If we heat the water, we give those molecules more energy, so the escape (or evaporation) rate increases. Hence the “warm air” humidifier. Our only other practical alternative to heating is increasing the surface area.

As this was composed, there was a cup of water on the desk. Its surface area was only about seven square inches, so we wouldn’t expect much evaporation. If we pour that water in a standard nursery tray, we increase that surface area (where the molecules might jump out of the liquid) by almost 35 times to about 250 square inches. That seems like a great increase, but is it a significant one? Unfortunately, no. A tray of standing water still takes a long time to evaporate. The common practice of adding pebbles to the tray so they are kept wet by capillary action may increase the surface area by two- to three more times, but it’s still relatively meaningless. So, to get a substantial surface area, let’s atomize that cup of water.

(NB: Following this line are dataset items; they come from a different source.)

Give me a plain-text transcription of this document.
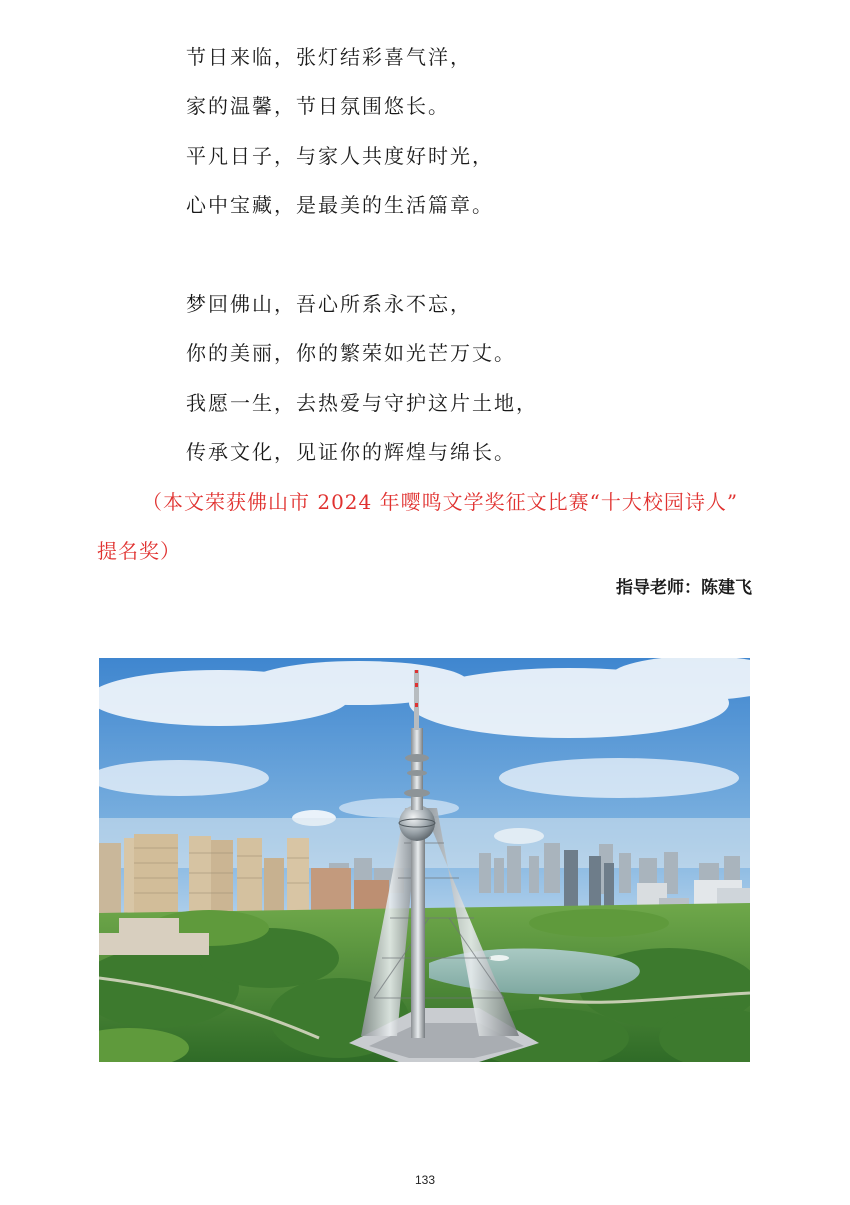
节日来临，张灯结彩喜气洋，
家的温馨，节日氛围悠长。
平凡日子，与家人共度好时光，
心中宝藏，是最美的生活篇章。
梦回佛山，吾心所系永不忘，
你的美丽，你的繁荣如光芒万丈。
我愿一生，去热爱与守护这片土地，
传承文化，见证你的辉煌与绵长。
（本文荣获佛山市 2024 年嘤鸣文学奖征文比赛“十大校园诗人”
提名奖）
指导老师：陈建飞
133
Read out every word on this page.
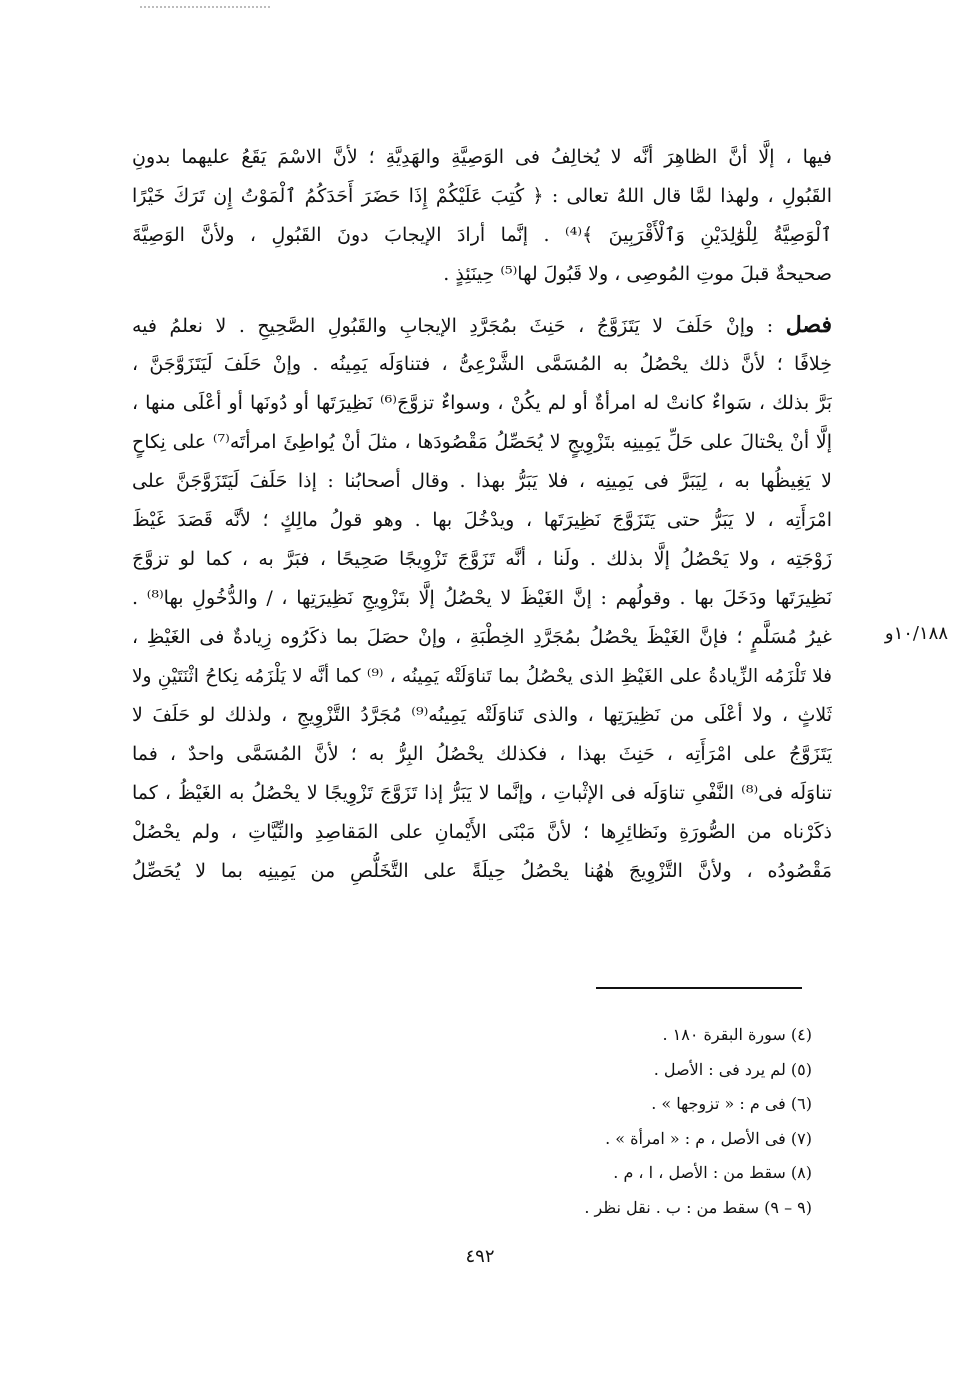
فيها ، إلَّا أنَّ الظاهِرَ أنَّه لا يُخالِفُ فى الوَصِيَّةِ والهَدِيَّةِ ؛ لأنَّ الاسْمَ يَقَعُ عليهما بدونِ
القَبُولِ ، ولهذا لمَّا قال اللهُ تعالى : ﴿ كُتِبَ عَلَيْكُمْ إِذَا حَضَرَ أَحَدَكُمُ ٱلْمَوْتُ إِن تَرَكَ خَيْرًا
ٱلْوَصِيَّةُ لِلْوَٰلِدَيْنِ وَٱلْأَقْرَبِينَ ﴾⁽⁴⁾ . إنَّما أرادَ الإيجابَ دونَ القَبُولِ ، ولأنَّ الوَصِيَّةَ
صحيحةٌ قبلَ موتِ المُوصِى ، ولا قَبُولَ لها⁽⁵⁾ حِينَئِذٍ .
فصل : وإنْ حَلَفَ لا يَتَزَوَّجُ ، حَنِثَ بمُجَرَّدِ الإيجابِ والقَبُولِ الصَّحِيحِ . لا نعلمُ فيه
خِلافًا ؛ لأنَّ ذلك يحْصُلُ به المُسَمَّى الشَّرْعِىُّ ، فتناوَلَه يَمِينُه . وإنْ حَلَفَ لَيَتَزَوَّجَنَّ ،
بَرَّ بذلك ، سَواءٌ كانتْ له امرأةٌ أو لم يكُنْ ، وسواءٌ تزوَّجَ⁽⁶⁾ نَظِيرَتَها أو دُونَها أو أعْلَى منها ،
إلَّا أنْ يحْتالَ على حَلِّ يَمِينِه بتَزْوِيجٍ لا يُحَصِّلُ مَقْصُودَها ، مثلَ أنْ يُواطِئَ امرأتَه⁽⁷⁾ على نِكاحٍ
لا يَغِيظُها به ، لِيَبَرَّ فى يَمِينِه ، فلا يَبَرُّ بهذا . وقال أصحابُنا : إذا حَلَفَ لَيَتَزَوَّجَنَّ على
امْرَأَتِه ، لا يَبَرُّ حتى يَتَزَوَّجَ نَظِيرَتَها ، ويدْخُلَ بها . وهو قولُ مالِكٍ ؛ لأنَّه قَصَدَ غَيْظَ
زَوْجَتِه ، ولا يَحْصُلُ إلَّا بذلك . ولَنا ، أنَّه تَزَوَّجَ تَزْوِيجًا صَحِيحًا ، فبَرَّ به ، كما لو تزوَّجَ
نَظِيرَتَها ودَخَلَ بها . وقولُهم : إنَّ الغَيْظَ لا يحْصُلُ إلَّا بتَزْوِيجِ نَظِيرَتِها ، / والدُّخُولِ بها⁽⁸⁾ .
غيرُ مُسَلَّمٍ ؛ فإنَّ الغَيْظَ يحْصُلُ بمُجَرَّدِ الخِطْبَةِ ، وإنْ حصَلَ بما ذكَرُوه زِيادةٌ فى الغَيْظِ ،
فلا تَلْزَمُه الزِّيادةُ على الغَيْظِ الذى يحْصُلُ بما تَناوَلَتْه يَمِينُه ، ⁽⁹⁾ كما أنَّه لا يَلْزَمُه نِكاحُ اثْنَتَيْنِ ولا
ثَلاثٍ ، ولا أعْلَى من نَظِيرَتِها ، والذى تَناوَلَتْه يَمِينُه⁽⁹⁾ مُجَرَّدُ التَّزْوِيجِ ، ولذلك لو حَلَفَ لا
يَتَزَوَّجُ على امْرَأَتِه ، حَنِثَ بهذا ، فكذلك يحْصُلُ البِرُّ به ؛ لأنَّ المُسَمَّى واحدٌ ، فما
تناوَلَه فى⁽⁸⁾ النَّفْىِ تناوَلَه فى الإثْباتِ ، وإنَّما لا يَبَرُّ إذا تَزَوَّجَ تَزْوِيجًا لا يحْصُلُ به الغَيْظُ ، كما
ذكَرْناه من الصُّورَةِ ونَظائِرِها ؛ لأنَّ مَبْنَى الأَيْمانِ على المَقاصِدِ والنِّيَّاتِ ، ولم يحْصُلْ
مَقْصُودُه ، ولأنَّ التَّزْوِيجَ هٰهُنا يحْصُلُ حِيلَةً على التَّخَلُّصِ من يَمِينِه بما لا يُحَصِّلُ
١٠/١٨٨و
(٤) سورة البقرة ١٨٠ .
(٥) لم يرد فى : الأصل .
(٦) فى م : « تزوجها » .
(٧) فى الأصل ، م : « امرأة » .
(٨) سقط من : الأصل ، ا ، م .
(٩ – ٩) سقط من : ب . نقل نظر .
٤٩٢
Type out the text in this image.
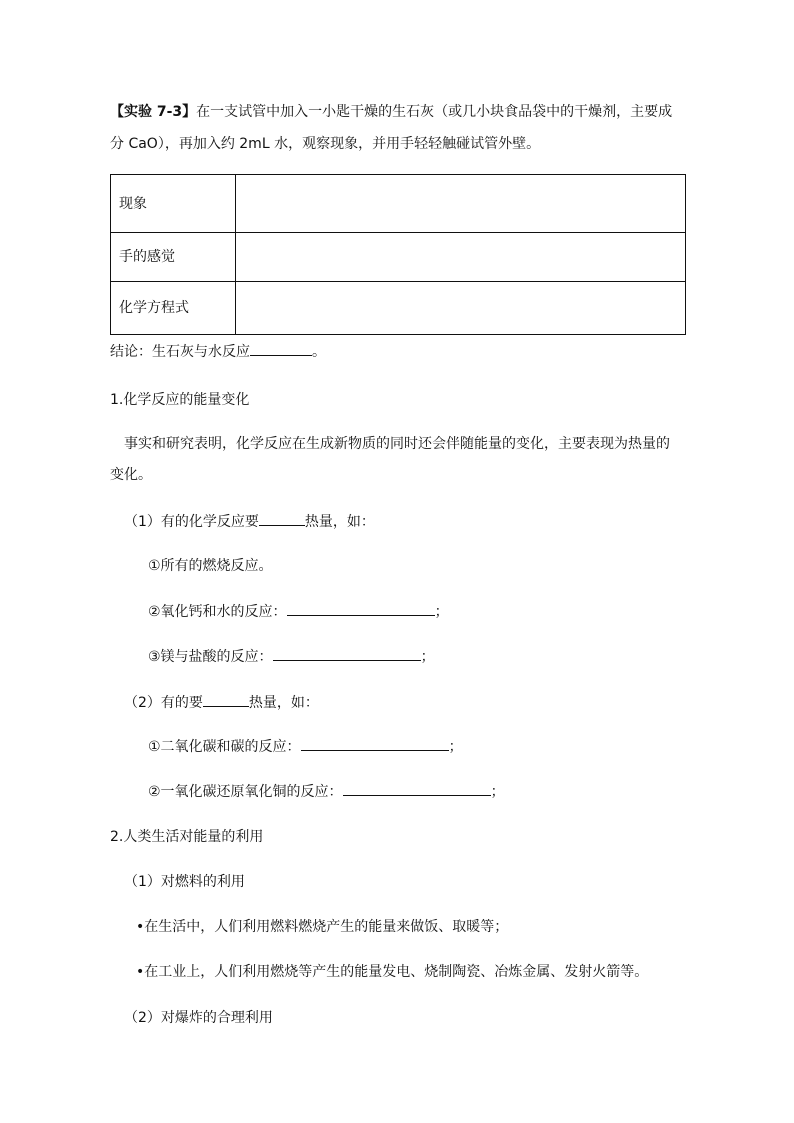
【实验 7-3】在一支试管中加入一小匙干燥的生石灰（或几小块食品袋中的干燥剂，主要成
分 CaO），再加入约 2mL 水，观察现象，并用手轻轻触碰试管外壁。
现象
手的感觉
化学方程式
结论：生石灰与水反应	。
1.化学反应的能量变化
事实和研究表明，化学反应在生成新物质的同时还会伴随能量的变化，主要表现为热量的
变化。
（1）有的化学反应要	热量，如：
①所有的燃烧反应。
②氧化钙和水的反应：	；
③镁与盐酸的反应：	；
（2）有的要	热量，如：
①二氧化碳和碳的反应：	；
②一氧化碳还原氧化铜的反应：	；
2.人类生活对能量的利用
（1）对燃料的利用
•在生活中，人们利用燃料燃烧产生的能量来做饭、取暖等；
•在工业上，人们利用燃烧等产生的能量发电、烧制陶瓷、冶炼金属、发射火箭等。
（2）对爆炸的合理利用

Our cup of water is about 237 ml, or 237 cubic centimeters in volume. If we atomize that to 1 mm diameter spherical droplets (much larger than what atomizing humidifiers do in reality), we create over 4.5 billion droplets, having a surface area of almost 22 million square inches! Yeah…that ought to evaporate more quickly than a tray.

Hand misting may be better than putting water in a tray, but the volume has to be substantial, so would have to be done very frequently – doing so in the morning before going to work has only transient and relatively meaningless benefit. A room humidifier can put several gallons of water into the air in a day, so you can see that a few pumps from a hand-held quart mister really won’t do much. It is also important that it be done into the air, not onto the plants, as all that does is wet the leaves, making a film with less surface area, and it improves the growing conditions for bacteria, molds, and fungi.